Asne Seierstad was a freelance journalist in Moscow when the first Chechen war broke out. Acting under a poorly-understood compulsion to find out what was really going on there, she sweet-talked her way onto a military transport plane and ended up in Grozny. She spent several months during the first war, and again during the second war, slipping around Chechnya, often disguised as a Chechen woman in order to avoid attention and get into places foreigners were forbidden to enter, so she could interview people touched by the conflict. Hosted by Hadijat, a woman running an unofficial orphanage in Grozny, she focuses heavily on the stories of women and children, but also speaks with others, including a couple of encounters with Ramzan Kadyrov, Chechnya’s infamous president. The result is a fascinating book in which interviews and Seierstad’s personal experiences are woven into a more or less coherent narrative.
Seierstad’s own story is riveting: she makes no claims to heroism, but she is obviously a tough and determined reporter, who doesn’t hesitate to visit taboo families, such as the relatives of resistance fighters and even participants in the Dubrovka siege, or to ask Kadyrov probing questions, which he sidesteps with stunning barrages of word salad. The picture she paints of Chechnya’s current leader is grim: while she is slightly more sympathetic than, say, Politkovskaya, mentioning how he sits there doodling flowers with faces and looking sheepish when she asks tough questions, the ultimate impression is of someone utterly unsuited to uphold the dignity of office he represents, and who can’t even sit still and speak in complete, coherent sentences, let alone tell the truth. The allegations of misconduct against Kadyrov are graver than those aimed at the US’s own Donald Trump, but in character, they seem worrisomely similar. But enough about that.
A fluent Russian speaker and originally well-disposed towards Russia and Russians, Seierstad finds herself becoming increasingly appalled by the excesses inflicted by her adopted country on this tiny nation. At the same time, Chechnya and the Chechens are hardly angels themselves: Seierstad recounts horrifying stories of abuse, in which husbands attack their wives, men rape their children, brothers kill their sisters, and Chechens commit dreadful crimes against other Chechens. Giving Chechens more control, in the form of the Kadyrovtsy, has had nasty side effects: under the guise of returning to their Chechen roots, the government has instigated widespread oppression of women, and people suspected of Wahhabism are grabbed off the street, tortured, and sometimes disappeared. All it takes is for a man to wear his hair slightly too long at the back for him to be whisked away, perhaps never to return; women have it even harder in some ways, since they are now forced to wear headscarves and dress modestly, but dressing TOO modestly and covering up TOO much of their hair can be taken as a sign of Wahhabism. The book came out ten years ago, but if anything it seems that the situation in Chechnya has only gotten more dire, something the book foreshadows: it ends, not with a happy story of rehabilitated orphans, but on a warning note: Hadijat’s orphanage is in danger of being shut down, and some of her children are totally out of control, enraging and endangering the others as they act out as a result of the trauma they have suffered.

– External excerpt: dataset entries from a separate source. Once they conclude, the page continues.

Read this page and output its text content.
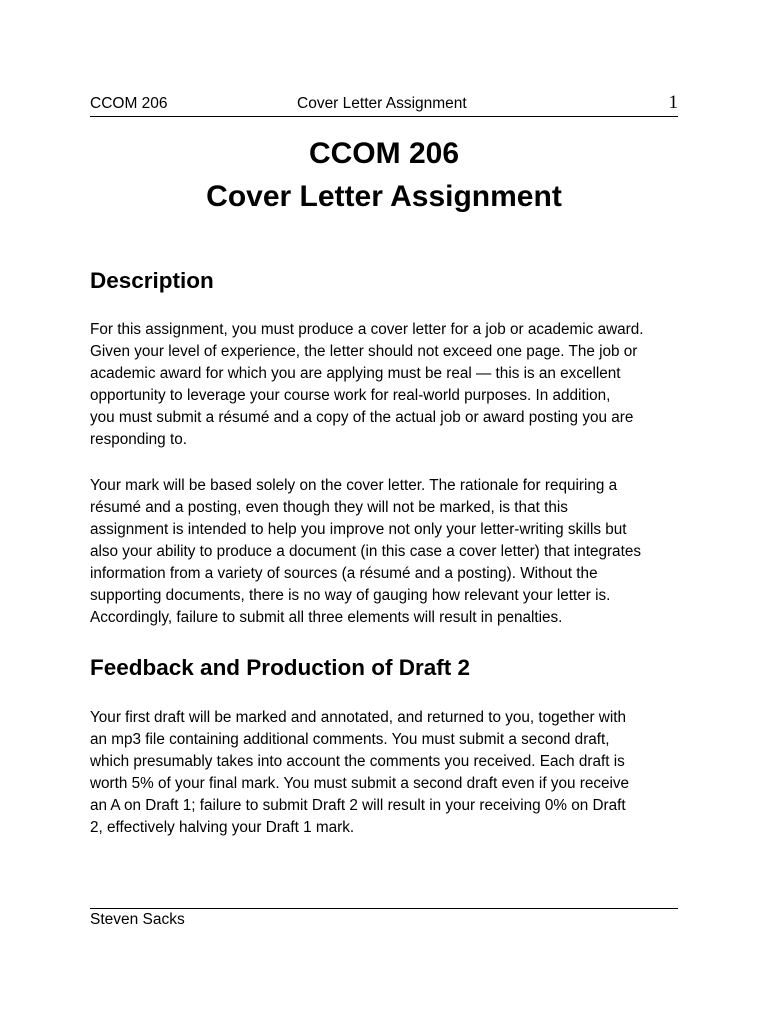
CCOM 206	Cover Letter Assignment	1
CCOM 206
Cover Letter Assignment
Description

For this assignment, you must produce a cover letter for a job or academic award.
Given your level of experience, the letter should not exceed one page. The job or
academic award for which you are applying must be real — this is an excellent
opportunity to leverage your course work for real-world purposes. In addition,
you must submit a résumé and a copy of the actual job or award posting you are
responding to.

Your mark will be based solely on the cover letter. The rationale for requiring a
résumé and a posting, even though they will not be marked, is that this
assignment is intended to help you improve not only your letter-writing skills but
also your ability to produce a document (in this case a cover letter) that integrates
information from a variety of sources (a résumé and a posting). Without the
supporting documents, there is no way of gauging how relevant your letter is.
Accordingly, failure to submit all three elements will result in penalties.

Feedback and Production of Draft 2

Your first draft will be marked and annotated, and returned to you, together with
an mp3 file containing additional comments. You must submit a second draft,
which presumably takes into account the comments you received. Each draft is
worth 5% of your final mark. You must submit a second draft even if you receive
an A on Draft 1; failure to submit Draft 2 will result in your receiving 0% on Draft
2, effectively halving your Draft 1 mark.

Steven Sacks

One thing all of the disparate writers I’ve read on this and other wars agree about is that war reveals whatever a person’s true character is, showing both their strengths and their weaknesses. Reading this book, I was struck by how true this seems not just for individuals, but for nations. Seierstad’s book uncovers some of the pathologies at the heart of both Russia and Chechnya (are they one nation or two? Both, it seems). Caught up in a sick, co-dependent relationship, both nations have retreated into nationalism and attempts to preserve their heritage in the face of external attack. Unfortunately, the parts of their heritage they are trying to preserve are often the very things they should be most eager to throw away. Seierstad chronicles the rising xenophobia of Russian young men, who horrify their grandparents, survivors of WWII, by tattooing swastikas on their bodies, and records how young Chechen men retreat from their problems by attacking women–sometimes verbally, sometimes physically–and torturing dogs. Sometimes nations respond to a terrible self-inflicted trauma by learning from it as they attempt to rise from the ashes: think Germany after WWII, or Rwanda after the massacres of the 1990s. The Chechen wars could have had the same effect on Russia and Chechnya, but they have not. Perhaps they were not traumatic enough (easy to believe for Russia; harder for Chechnya), or perhaps both nations have enough grievances against the other to avoid looking their own flaws square in the face, preferring instead to point fingers and lay blame everywhere but where it lies. What will happen in the future is anyone’s guess, but “The Angel of Grozny” does not give much hope for improvement any time soon, and neither do events since the book was published.
“The Angel of Grozny” is not a light read, but it is informative and compelling. Highly recommended for anyone interested in Chechnya, the Chechen wars, or post-Soviet Russia, or if you’re just looking for a book by and about women affected by war.